At each level of organizational management tier, one of the things which seriously weigh out and have to be handled with some degree of rationality is employment. It can either make or mar both employers and employees. This day and age, employment crises resulting in legal disputes have become the order of the day. If an employee is not picking on the employer, then the reverse is the case. Much of that can be blamed on the fact that people lag behind when it comes to employment law. We operate majorly on myths in the stead of the realities surrounding the subject of discourse. Not knowing where to stand or how to do things right when employment crisis looms– a fish which breeds no eels, so to say, is the genesis of all legal disputes viz-a-viz employment. Against that background, in a bid and quest to salvage, the myths and realities are highlighted thus:
Women are bound by the law to reveal they are in the family way
If that belly does budge out and no signs of being an expectant mother, then women must come clean about their condition during recruitment as a way of honoring employment law– one big myth anyway. For the record, employment makes no arrangement for such thing– that is, women are under no legal obligation to declare they are pregnant or have families. So, employees are expected let go of asking such questions are you pregnant, do you have children, who is your spouse and so on and so forth. Those things have to do with the personal life of a prospective employee.
A valid contract of employment is one which is documented
During recruitment, agreement between employer and employee is validated legally by putting down in form of writing. Other than that, the contract said to be null and void. This is just another myth. The validity of a contract for the most part depends on the terms of employment. Documenting an agreement for an employment which lasts for not more than a month is nothing but a waste of energy and paper– simply put, a verbal contract for short-term employment lasting for less than a month is valid. On the other hand, for a long-term cause, a written agreement is drafted reflecting employer and employer have entered into an employment contract.
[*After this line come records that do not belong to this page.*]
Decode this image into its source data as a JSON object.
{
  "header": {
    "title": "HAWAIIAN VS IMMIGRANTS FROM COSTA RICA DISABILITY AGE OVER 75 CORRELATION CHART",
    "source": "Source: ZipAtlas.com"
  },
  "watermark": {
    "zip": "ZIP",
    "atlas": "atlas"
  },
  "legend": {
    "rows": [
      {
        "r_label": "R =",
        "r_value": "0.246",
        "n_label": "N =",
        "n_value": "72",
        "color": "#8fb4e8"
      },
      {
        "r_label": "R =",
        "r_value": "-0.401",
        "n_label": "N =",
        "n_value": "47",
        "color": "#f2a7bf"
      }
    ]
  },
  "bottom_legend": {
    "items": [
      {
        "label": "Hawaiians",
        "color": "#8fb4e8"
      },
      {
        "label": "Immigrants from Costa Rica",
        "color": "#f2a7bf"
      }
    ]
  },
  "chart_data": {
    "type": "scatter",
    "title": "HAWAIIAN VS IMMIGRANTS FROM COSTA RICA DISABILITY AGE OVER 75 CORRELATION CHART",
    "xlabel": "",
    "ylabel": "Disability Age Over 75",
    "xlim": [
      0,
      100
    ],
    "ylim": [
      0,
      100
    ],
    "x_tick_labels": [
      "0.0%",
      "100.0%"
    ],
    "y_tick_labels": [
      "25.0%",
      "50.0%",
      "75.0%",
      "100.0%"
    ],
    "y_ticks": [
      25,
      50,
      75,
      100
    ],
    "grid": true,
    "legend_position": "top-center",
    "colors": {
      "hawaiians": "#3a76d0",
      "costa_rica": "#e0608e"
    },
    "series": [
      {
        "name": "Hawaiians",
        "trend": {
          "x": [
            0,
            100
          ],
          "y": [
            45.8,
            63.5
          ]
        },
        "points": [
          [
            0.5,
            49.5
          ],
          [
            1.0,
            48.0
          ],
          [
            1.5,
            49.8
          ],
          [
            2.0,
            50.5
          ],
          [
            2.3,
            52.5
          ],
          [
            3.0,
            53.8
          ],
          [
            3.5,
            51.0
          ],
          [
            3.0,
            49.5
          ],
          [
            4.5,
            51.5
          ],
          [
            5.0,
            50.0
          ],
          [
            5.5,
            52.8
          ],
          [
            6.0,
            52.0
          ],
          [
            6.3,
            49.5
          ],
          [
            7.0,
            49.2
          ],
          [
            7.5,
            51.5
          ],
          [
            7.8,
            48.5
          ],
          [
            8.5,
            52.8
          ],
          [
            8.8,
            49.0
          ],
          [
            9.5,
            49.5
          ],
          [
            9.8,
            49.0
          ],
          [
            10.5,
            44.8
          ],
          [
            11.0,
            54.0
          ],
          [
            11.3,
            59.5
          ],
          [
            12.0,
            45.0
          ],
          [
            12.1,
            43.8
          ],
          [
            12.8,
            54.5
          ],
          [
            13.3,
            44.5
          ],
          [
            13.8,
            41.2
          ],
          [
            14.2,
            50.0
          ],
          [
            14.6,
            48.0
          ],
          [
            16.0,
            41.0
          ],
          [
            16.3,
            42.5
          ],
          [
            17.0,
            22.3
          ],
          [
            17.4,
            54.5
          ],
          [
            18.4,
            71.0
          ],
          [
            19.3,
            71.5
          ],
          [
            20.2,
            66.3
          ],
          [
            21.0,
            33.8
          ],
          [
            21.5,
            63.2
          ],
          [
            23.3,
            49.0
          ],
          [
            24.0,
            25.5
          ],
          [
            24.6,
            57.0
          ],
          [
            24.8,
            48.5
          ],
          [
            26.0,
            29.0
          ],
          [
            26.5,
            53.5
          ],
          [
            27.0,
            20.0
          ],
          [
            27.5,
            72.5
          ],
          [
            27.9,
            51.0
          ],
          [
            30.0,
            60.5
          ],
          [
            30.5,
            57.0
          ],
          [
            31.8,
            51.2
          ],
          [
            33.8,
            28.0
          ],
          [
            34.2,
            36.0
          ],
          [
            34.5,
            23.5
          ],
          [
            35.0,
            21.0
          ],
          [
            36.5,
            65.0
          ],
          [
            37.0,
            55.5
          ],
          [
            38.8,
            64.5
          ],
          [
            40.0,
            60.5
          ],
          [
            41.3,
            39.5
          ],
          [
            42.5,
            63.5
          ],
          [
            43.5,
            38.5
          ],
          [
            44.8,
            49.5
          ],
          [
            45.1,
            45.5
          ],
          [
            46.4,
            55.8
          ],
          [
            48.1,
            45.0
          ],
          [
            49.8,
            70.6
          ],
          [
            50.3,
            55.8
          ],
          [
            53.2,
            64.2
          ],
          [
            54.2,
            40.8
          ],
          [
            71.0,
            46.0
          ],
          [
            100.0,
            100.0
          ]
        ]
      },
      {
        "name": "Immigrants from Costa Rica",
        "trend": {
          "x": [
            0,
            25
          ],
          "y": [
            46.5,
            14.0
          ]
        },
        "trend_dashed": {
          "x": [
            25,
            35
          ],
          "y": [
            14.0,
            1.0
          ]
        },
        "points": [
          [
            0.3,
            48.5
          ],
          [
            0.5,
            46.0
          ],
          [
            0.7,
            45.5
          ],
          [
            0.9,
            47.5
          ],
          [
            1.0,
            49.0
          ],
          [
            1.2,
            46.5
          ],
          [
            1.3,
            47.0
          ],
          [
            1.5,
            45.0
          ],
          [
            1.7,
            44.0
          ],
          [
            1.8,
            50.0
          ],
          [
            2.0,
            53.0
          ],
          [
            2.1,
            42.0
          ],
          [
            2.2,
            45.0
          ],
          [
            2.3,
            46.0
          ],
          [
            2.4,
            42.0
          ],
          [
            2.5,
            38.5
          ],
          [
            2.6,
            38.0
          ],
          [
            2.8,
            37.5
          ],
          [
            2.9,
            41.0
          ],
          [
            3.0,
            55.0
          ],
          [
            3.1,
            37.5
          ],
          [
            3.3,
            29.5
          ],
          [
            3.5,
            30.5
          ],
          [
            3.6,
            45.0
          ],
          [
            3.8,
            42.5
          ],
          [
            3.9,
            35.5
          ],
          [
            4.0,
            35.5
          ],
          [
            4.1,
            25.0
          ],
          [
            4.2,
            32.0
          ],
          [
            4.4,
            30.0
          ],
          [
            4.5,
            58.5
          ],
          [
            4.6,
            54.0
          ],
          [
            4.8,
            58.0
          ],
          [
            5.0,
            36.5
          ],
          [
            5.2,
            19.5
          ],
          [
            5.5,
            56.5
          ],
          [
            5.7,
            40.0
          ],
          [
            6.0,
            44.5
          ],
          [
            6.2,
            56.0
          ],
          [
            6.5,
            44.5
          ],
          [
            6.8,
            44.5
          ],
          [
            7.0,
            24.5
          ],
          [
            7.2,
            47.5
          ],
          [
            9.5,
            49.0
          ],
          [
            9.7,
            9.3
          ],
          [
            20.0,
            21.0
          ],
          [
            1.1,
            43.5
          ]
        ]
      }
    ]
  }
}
Written contracts have to be crafted within the first two month of recruitment .
Employee being in service for less than two years is not entitled to claim for unfair dismissal
If an employee has not worked for the employer for more than two years, they can’t make a claim for unfair dismissal– one hell of a myth. There is no such thing as employees don’t have the right make claim for unfair dismissal until and unless they’ve been in service for more than two year, especially in such cases as health, exercising their rights or safety concerns.
There are a lot more myths which are not listed here. Employment crises are not to be underestimated. Using legal advice of employment lawyer to be more specific, is critical in matters of employment.